Good afternoon, my name is Javier Louro, I’m from the Hospital del Mar Medical Research Institute which is placed in Barcelona. This work is a collaboration between my centre and the BreastScreen Norway, which is the national screening programme in Norway. It’s part of my PhD that I did last year but due to COVID we had to delay the collaboration and finally this work is going to be ended later than my PhD.
So, briefly, this work, to put you all a little bit in context, is in order to improve the risk-benefit balance of breast cancer screening that has been a little bit controversial in the last years. Some studies in the last decade have proposed personalised screening strategies based on each woman’s individual breast cancer risk. For this reason, in 2019 there was a group of experts in the European Conference on Personalised Early Detection and Prevention, which was called ENVISION, in Austria, which stated that there was a need in Europe to develop breast cancer risk prediction models based on data from large-scale cohorts and including risk factors and where there is easily obtainable screening participation.
So in this context the main aim of this collaboration was to develop a breast cancer risk prediction model with information from women attending this BreastScreen Norway, the screening programme for Norway, in order to have a tool to identify which are at the higher or lower risk and to personalise the breast cancer screening. We used the information of 57,000 women that were screened in four counties of BreastScreen Norway, the four counties that had systematically collected information on breast density between 2007 and 2019. We followed up then to early 2022 to have three years of follow-up.
This screening programme, the BreastScreen Norway, is a well-established programme; it has 76% participation which is more than that considered high by the European guidelines. We had a total of 180,000 mammograms of these women. So we used a statistical model that is called a partly conditional Cox regression model to obtain the hazard ratios of the different risk factors. We finally identified age, body mass index, mammographic density, family history of breast cancer, benign breast disease, alcohol intake and hormone replacement therapy as factors that confer a higher risk of breast cancer and age at menarche, exercise and pregnancy as protective factors.
With all these factors we gave this mathematical tool that more or less calculated the four-year risk of developing a breast cancer of a woman based on her individual characteristics. Then we used it in our cohort to see more or less how was the distribution of this risk. We found that the risk varied between 0.2%, which is pretty low, to 7.4%, which is really high, that showed us that there are real differences between the risk of all these women. The quartiles were 0.8, 1.1 and 1.4.

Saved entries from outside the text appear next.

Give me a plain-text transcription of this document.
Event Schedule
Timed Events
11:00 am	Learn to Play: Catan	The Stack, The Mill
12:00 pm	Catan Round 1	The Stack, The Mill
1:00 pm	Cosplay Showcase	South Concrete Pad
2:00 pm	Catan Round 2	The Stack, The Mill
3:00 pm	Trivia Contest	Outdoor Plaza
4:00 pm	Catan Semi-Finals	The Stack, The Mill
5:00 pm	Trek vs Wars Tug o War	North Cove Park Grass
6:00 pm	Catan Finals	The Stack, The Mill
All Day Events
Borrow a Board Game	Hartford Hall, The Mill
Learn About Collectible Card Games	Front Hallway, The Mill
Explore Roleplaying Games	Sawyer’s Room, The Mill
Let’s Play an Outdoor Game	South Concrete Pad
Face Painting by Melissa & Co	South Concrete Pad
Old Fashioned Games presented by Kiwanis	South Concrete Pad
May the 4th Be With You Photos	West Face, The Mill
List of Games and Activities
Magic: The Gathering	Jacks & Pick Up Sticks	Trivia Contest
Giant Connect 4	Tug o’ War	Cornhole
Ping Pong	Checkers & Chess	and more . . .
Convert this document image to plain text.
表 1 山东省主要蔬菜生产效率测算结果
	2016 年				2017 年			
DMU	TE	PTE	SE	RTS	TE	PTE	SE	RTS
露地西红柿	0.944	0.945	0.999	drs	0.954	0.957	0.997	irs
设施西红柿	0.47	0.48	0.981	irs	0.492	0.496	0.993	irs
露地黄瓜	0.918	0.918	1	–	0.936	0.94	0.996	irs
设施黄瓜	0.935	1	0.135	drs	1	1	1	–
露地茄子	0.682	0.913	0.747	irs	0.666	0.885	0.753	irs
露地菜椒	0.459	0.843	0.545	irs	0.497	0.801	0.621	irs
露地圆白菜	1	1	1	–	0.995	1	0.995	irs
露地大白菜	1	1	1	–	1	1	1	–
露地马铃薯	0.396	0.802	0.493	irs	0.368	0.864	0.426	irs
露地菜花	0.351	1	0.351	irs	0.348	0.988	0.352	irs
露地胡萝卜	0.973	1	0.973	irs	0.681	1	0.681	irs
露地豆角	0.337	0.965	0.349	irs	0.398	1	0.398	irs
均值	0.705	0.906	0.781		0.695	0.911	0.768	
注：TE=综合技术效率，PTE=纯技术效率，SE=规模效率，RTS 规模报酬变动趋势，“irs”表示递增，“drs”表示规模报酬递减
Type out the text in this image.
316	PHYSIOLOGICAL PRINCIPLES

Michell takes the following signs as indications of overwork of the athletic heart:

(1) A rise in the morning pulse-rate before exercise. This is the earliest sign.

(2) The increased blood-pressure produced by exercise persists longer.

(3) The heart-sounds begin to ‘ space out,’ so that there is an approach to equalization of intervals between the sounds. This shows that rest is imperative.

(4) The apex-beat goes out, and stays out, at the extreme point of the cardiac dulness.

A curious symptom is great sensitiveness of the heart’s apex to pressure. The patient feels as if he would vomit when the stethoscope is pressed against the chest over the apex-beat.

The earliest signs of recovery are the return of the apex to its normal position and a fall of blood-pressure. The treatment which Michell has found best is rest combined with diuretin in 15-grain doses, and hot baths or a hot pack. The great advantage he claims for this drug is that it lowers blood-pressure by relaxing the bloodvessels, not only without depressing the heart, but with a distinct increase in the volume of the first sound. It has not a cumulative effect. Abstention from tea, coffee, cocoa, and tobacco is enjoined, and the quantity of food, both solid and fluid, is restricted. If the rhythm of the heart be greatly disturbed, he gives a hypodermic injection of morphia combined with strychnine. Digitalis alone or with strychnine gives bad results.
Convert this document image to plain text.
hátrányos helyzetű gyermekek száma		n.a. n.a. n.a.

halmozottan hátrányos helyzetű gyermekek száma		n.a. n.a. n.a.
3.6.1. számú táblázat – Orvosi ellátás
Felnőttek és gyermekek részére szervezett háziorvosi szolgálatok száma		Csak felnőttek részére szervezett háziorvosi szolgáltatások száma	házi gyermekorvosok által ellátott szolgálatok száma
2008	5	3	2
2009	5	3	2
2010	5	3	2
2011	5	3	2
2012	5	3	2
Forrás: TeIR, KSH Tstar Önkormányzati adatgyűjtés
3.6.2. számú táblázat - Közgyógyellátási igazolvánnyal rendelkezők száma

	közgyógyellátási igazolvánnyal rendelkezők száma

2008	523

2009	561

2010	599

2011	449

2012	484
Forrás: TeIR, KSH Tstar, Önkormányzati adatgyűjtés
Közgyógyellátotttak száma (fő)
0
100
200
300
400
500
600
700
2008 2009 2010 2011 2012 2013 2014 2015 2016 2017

Then we used a validation methodology that is called [?] methodology with 1,003 samples to validate the statistics to the model which are the Expected-to-Observed ratio and the area under the ROC curve. The Expected-to-Observed ratio was 1.1 so it showed that the model slightly overestimated the risk but it was a really good confirmation of the model. Then the area under the ROC curve was 63% which is similar for the models that are being used in breast cancer because in breast cancer the area under the ROC curve is always low because it’s hard to predict which women… We have to remember that these are asymptomatic women, it’s hard to predict which ones are going to develop a breast cancer in four years or which won’t. Then we plotted the effect of these variables to see which ones had a higher effect on the model. We found that breast density was the one that had the highest effect but all of them had some effect. More or less that was all.
Now we have the tool so more or less the conclusion of this work is that we designed, we created and we validated this risk prediction model that can be used to estimate the breast cancer risk in every woman participating in BreastScreen Norway. If we want to use it in another context we should have to calibrate it with the incidence of the other countries but we designed it just for Norway.
This model can be key in the future for designing risk-based personalised strategies in order to improve this risk-benefit balance of breast cancer screening.
Anything you’d like to add?
This study, for just itself, doesn’t change what is the paradigm right now of breast cancer screening but it’s important to take it into account in the future. Right now to move from the actual breast cancer screening to the personalised screening strategies is important but we have to do it carefully because it has an impact, an ethical issue, because you are going to offer the women with low risk less screening than the women with high risk and this can have consequences. So we have to be sure that these women are effectively at a low risk and that it is effective, that it improves the effectiveness of the screening. But there are some clinical trials right now, at least within the United States and Europe which we are working with that are going to, in the following years, prove that screening strategies improve the effectiveness of breast cancer screening.
So in that moment that we are sure that we can implement these personalised screening strategies, I think this model is the first one that is developed just with the Norwegian cohort and it has a robust methodology and good information. It can be the one that is used in Norway to do so, to estimate the risk of these women.